Can you make toast with this?

These experiments could be informative for bee management, conservation, and ecology in the face of these emerging infections. For example, they could guide methods of hive construction and management to optimize thermoregulation of colonies; development of diets or probiotics that enhance thermogenesis, and understanding of the seasons when colonies need them most; and if– as some studies suggest– temperature set point is a heritable trait [26], breeding for bees that keep the colony at parasite-inhibiting temperatures. In terms of conservation, these experiments  may also predict susceptibility to parasites in hosts that lack colonial thermoregulation and social transmission of core gut bacteria, including many species of managed and wild solitary bees that are likewise exposed to trypanosomatids at flowers [27]. More broadly, these experiments use bees–which are facultatively warm-blooded—as models to better understand the value of energetically intensive temperature regulation for stability of the microbiome, gut chemistry, and host immunity to infection.
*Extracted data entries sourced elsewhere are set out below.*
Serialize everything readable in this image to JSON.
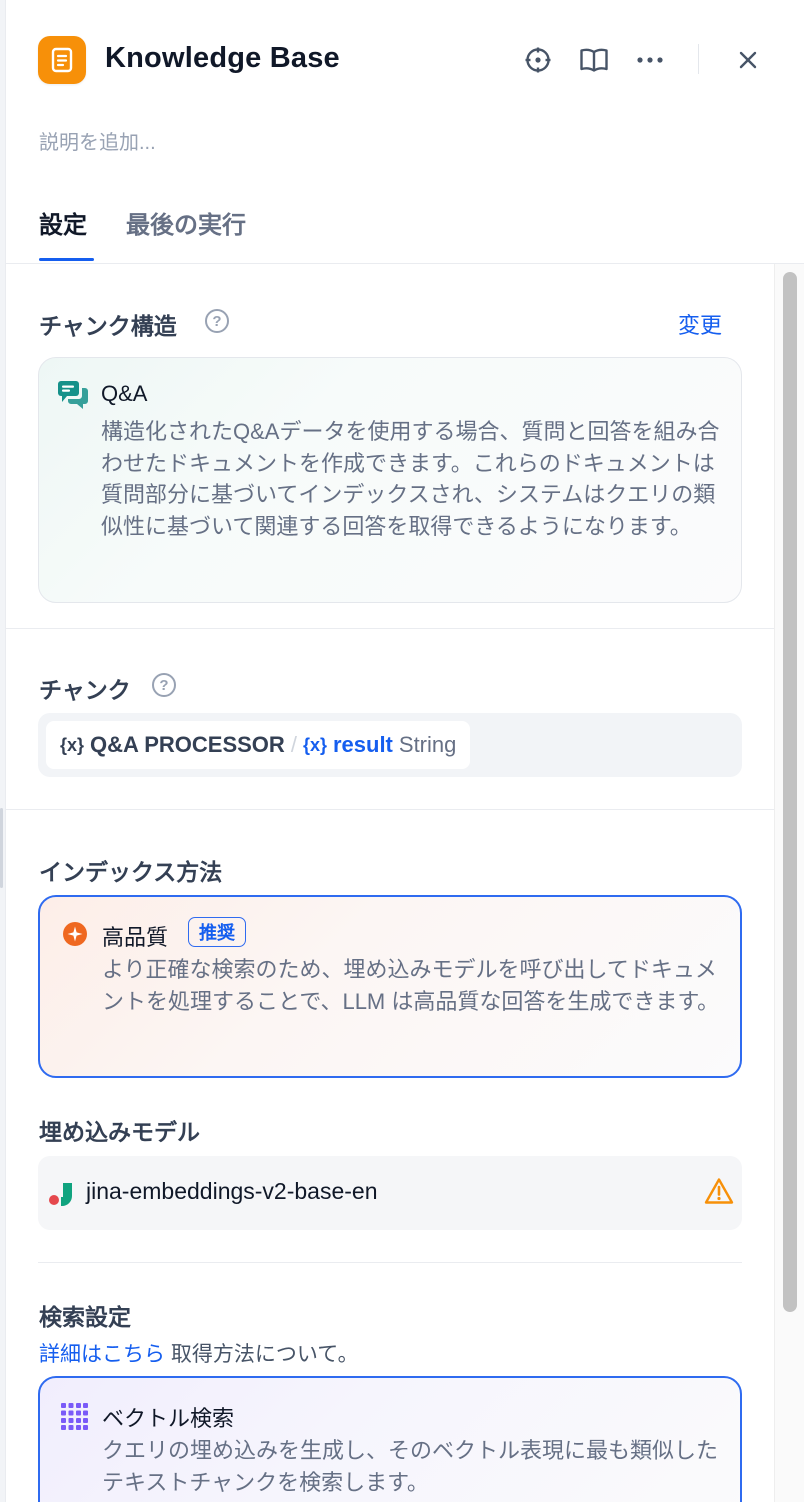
{
  "header": {
    "title": "Knowledge Base",
    "description_placeholder": "説明を追加...",
    "icons": {
      "app": "document-icon",
      "locate": "crosshair-icon",
      "docs": "book-icon",
      "more": "ellipsis-icon",
      "close": "close-icon"
    }
  },
  "tabs": [
    {
      "label": "設定",
      "active": true
    },
    {
      "label": "最後の実行",
      "active": false
    }
  ],
  "chunk_structure": {
    "label": "チャンク構造",
    "change_label": "変更",
    "card": {
      "title": "Q&A",
      "icon": "chat-bubbles-icon",
      "description": "構造化されたQ&Aデータを使用する場合、質問と回答を組み合わせたドキュメントを作成できます。これらのドキュメントは質問部分に基づいてインデックスされ、システムはクエリの類似性に基づいて関連する回答を取得できるようになります。"
    }
  },
  "chunk": {
    "label": "チャンク",
    "variable": {
      "node": "Q&A PROCESSOR",
      "separator": "/",
      "name": "result",
      "type": "String"
    }
  },
  "index_method": {
    "label": "インデックス方法",
    "option": {
      "title": "高品質",
      "badge": "推奨",
      "description": "より正確な検索のため、埋め込みモデルを呼び出してドキュメントを処理することで、LLM は高品質な回答を生成できます。",
      "selected": true
    }
  },
  "embedding_model": {
    "label": "埋め込みモデル",
    "model": "jina-embeddings-v2-base-en",
    "warning_icon": "warning-triangle-icon"
  },
  "retrieval": {
    "label": "検索設定",
    "learn_more_link": "詳細はこちら",
    "learn_more_suffix": " 取得方法について。",
    "option": {
      "title": "ベクトル検索",
      "icon": "grid-dots-icon",
      "description": "クエリの埋め込みを生成し、そのベクトル表現に最も類似したテキストチャンクを検索します。",
      "selected": true
    }
  },
  "colors": {
    "accent": "#155eef",
    "app_icon": "#f79009",
    "qa_icon": "#15918a",
    "warning": "#f79009",
    "quality_icon": "#ef6820",
    "vector_icon": "#7a5af8"
  }
}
Beyond the bee community, these experiments could enhance our understanding of parasite adaptations to heat and acidity that enable them to make the jump from insects to mammals [28]. Recall that these parasites of bees are closely related not just to parasites of mosquitoes, but also to the sand fly-vectored Leishmania that infect 1-2 million humans each year, making them one of the world’s formidable neglected tropical diseases [29]. Heat and acidity are two major barriers to trypanosomatid infection in warm-blooded mammals, where body temperatures are much higher than those in ectothermic insects, and the intracellular Leishmania lives stealthily within an acidic vacuole of the white blood cells [16]. Heat tolerance is also a feature that distinguishes the Leishmania that cause unsightly but rarely fatal skin lesions from those that infect the visceral organs—the liver and spleen—causing over 90% mortality [16,30]. The ~4 °C difference in temperature between skin and visceral lesions is very close to the difference in heat tolerance between the mosquito parasites and Crithidia mellificae from honey bees. Bee parasites could serve as models for the development of heat tolerance in generally insect-restricted parasites that might have the potential for spillover into warm-blooded hosts, given the similarity of colony temperatures to body temperatures in humans and other mammals [31]. 

 In fact, new findings from Brazil suggest that study of heat tolerance in these supposed “insect parasites” may have more applied value than I originally thought. Crithidia mellificae was recently found in diverse wild mammals near Rio de Janeiro, suggesting that its adaptations to the high temperatures of honey bee colonies also facilitates its survival in warm-blooded mammals [32]. Other supposedly insect-restricted species are also known to occasionally cause illness in humans, including a strain of the mosquito parasite Crithidia fasciculata that was recently implicated in an outbreak of visceral leishmaniasis-like illness in Brazil [33]. My hope is that this research helps to illuminate the evolution of heat tolerance in trypanosomatids in ways that protect both beneficial insects and the warm-blooded humans and wildlife vulnerable to trypanosomatid infections.